Emberiza calandra

Emberiza calandra

The corn bunting (Emberiza calandra Linnaeus, 1758) is a bird belonging to the Emberizidae family.

Systematics –
From the systematic point of view it belongs to the Eukaryota Domain, Animalia Kingdom, Phylum Chordata, Subphylum Vertebrata, Aves Class, Subclass Neornithes, Superorder Neognathae, Order Passeriformes, Suborder Oscines, Infraorder Passerida, Superfamily Passeroidea, Family Emberizidae and then to the Genus Emberiza and the Species E. calandra.
The term Miliaria calandra Syn .. is synonymous
Two subspecies are known from the corn bunting that are:
– Emberiza calandra calandra Linnaeus, 1758;
– Emberiza calandra buturlini Johansen, 1907.
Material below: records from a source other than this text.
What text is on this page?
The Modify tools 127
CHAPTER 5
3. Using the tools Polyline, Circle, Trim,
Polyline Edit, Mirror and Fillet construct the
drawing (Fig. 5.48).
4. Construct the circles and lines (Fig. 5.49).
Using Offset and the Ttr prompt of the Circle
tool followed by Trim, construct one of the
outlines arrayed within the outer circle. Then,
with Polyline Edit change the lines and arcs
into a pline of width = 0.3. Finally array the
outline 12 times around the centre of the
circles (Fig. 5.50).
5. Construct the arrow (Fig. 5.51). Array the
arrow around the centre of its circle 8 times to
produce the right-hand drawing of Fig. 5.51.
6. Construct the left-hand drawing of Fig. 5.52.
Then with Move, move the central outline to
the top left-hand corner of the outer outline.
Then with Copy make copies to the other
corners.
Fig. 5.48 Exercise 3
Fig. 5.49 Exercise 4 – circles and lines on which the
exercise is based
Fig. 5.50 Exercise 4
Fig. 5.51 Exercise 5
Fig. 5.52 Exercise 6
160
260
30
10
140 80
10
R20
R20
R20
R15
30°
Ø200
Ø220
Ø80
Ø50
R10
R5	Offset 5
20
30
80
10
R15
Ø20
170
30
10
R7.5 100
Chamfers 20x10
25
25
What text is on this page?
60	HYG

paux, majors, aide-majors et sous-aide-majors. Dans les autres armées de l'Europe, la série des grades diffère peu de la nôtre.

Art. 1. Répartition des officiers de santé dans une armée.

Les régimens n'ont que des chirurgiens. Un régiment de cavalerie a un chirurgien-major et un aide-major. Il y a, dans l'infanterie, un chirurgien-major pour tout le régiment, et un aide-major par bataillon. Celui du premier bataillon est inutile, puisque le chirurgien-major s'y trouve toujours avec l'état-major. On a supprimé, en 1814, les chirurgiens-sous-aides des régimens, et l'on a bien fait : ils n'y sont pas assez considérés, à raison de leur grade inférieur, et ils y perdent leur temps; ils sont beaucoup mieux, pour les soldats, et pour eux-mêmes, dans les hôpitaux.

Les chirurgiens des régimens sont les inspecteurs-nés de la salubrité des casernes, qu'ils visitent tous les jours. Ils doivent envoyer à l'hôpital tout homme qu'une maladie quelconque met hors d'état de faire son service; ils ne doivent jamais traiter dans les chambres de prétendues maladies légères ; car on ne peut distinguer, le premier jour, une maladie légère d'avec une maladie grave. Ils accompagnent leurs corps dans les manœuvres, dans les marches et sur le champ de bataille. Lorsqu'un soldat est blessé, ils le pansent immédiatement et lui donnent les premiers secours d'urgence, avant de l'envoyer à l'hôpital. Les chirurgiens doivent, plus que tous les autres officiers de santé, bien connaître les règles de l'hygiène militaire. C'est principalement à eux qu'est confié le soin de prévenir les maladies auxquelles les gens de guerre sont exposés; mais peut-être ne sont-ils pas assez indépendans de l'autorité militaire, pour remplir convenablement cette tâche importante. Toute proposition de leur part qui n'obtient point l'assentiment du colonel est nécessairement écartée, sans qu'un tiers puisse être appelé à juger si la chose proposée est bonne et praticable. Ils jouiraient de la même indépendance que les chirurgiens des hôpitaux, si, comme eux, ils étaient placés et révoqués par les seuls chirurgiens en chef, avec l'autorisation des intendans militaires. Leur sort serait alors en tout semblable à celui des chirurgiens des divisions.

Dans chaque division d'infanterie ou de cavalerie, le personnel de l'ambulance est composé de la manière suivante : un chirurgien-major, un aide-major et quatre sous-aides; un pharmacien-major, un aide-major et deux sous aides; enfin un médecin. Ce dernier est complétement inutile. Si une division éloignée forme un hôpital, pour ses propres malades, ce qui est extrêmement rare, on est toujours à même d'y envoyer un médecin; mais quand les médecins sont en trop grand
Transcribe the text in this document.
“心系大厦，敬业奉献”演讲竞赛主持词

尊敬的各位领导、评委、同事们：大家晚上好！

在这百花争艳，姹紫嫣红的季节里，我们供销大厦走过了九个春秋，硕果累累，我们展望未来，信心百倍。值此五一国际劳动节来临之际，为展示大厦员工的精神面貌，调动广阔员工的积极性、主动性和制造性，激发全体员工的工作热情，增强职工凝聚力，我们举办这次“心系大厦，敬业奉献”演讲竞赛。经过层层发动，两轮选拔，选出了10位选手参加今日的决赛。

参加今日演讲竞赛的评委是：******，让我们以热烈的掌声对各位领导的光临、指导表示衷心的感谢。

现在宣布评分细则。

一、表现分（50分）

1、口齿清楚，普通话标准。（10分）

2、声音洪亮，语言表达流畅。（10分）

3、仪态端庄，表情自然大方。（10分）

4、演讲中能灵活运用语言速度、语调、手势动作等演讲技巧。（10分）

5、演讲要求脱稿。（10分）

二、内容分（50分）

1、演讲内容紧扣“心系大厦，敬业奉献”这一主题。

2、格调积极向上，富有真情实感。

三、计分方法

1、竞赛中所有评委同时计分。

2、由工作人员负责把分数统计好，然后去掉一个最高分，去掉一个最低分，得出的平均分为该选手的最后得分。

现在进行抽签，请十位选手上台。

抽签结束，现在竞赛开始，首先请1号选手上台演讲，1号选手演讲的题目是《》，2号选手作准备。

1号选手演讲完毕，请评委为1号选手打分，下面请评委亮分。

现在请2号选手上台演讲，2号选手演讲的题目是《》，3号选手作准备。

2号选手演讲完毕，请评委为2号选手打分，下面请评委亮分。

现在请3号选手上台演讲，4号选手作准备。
Geographical Distribution and Habitat –
Emberiza calandra is a widespread bird in the northern hemisphere and is found in Europe, Asia, and Africa. In Italy it nests between April and August, in all the territory except the Alps.
Its habitat is represented by open agricultural environments, rich in orchards, above 1000 meters of altitude.

Description –
The corn bunting is a stocky and massive bird, with a beak and an unmistakable song.
It has a brown color, with darker streaks on the back, and an avano-colored chest. The feathers of the minor wings are distinctly dark and with a white tip while the tail is light brown.
It is about 18 cm long with almost 40 grams of weight, with a sexual dimorphism linked above all to the mass of the male which is 20% greater than the female.
The singing of the males resembles a repetitive metallic sound, usually compared to rattling keys.

Biology –
The corn bunting is a bird that nests in open areas with grassland, moors, fallow land and cultivated fields. The nest is made of grass, lined with hair or fine grass, and is usually built on the ground.
The deposition period is from late May to August. They are laid from 4 to 6 (1-7), which are whitish, often shaded with light blue, purple or chamois with brown-black or purple speckles. The incubation period lasts 12-14 days.
This bird manages to complete two annual cove and the flight, including the incubation period, takes place in a month’s time.
The maximum recorded longevity of this species is 9 years and 10 months.
The sex ratio of the population is generally 1: 1, which means that some males remain unmatched during a season. Males only play a small role in parental care; they are not involved in nest building or incubation and feed the chicks only when they are half grown.
Males play the role of defending territories during the breeding season and can be polygamous, with a maximum of three females per breeding male.

Ecological Role –
Emberiza calandra is a species that feeds mainly on grains; in spring, this bird can also venture in search of small insects, to procure protein-based food for chicks. In fact, the nesting diet includes adult insects or larvae (Diptera, Orthoptera, caterpillars, Coleoptera Scarabeidae) and seeds, especially cereals (wheat, oats, barley).
Outside the breeding season the Strillozzo which is, as mentioned, granivorous, often feeds also on other plant material.
Forages especially on the ground, in cultivated fields.
Although this species is protected and can no longer be hunted, it is still the main cause of population decline, due to changes in agricultural environments, including the disappearance of hedges, bushes and other formations, and the reduction of certain types of crops, the emergence of autumn cereals, the decline in traditional rotation, the removal of stubble and the increase in pesticides.
Furthermore, the availability of crops in mountainous and hilly areas – important food reserves until a few decades ago – drastically decreased due to the strong abandonment that is affecting large areas of the Mediterranean region and, given the inclination of the species not to go into flat areas, this phenomenon could lead to a drastic and further reduction of the populations of the species in its South European stronghold.
For these reasons the corn bunting has decreased considerably in northwestern Europe and has recently become extinct in Wales and Ireland, where it was previously common.
The corn bunting which has a color that is camouflaged with the ripe ears, its main food, can be seen moving from a high perch to a sharp branch, while performing non-stop in long “concerts”.

Guido Bissanti

– Wikipedia, the free encyclopedia.
– C. Battisti, D. Taffon, F. Giucca, 2008. Atlas of breeding birds, Gangemi Editore, Rome.
– L. Svensson, K. Mullarney, D. Zetterstrom, 1999. Guide to the birds of Europe, North Africa and the Near East, Harper Collins Publisher, United Kingdom.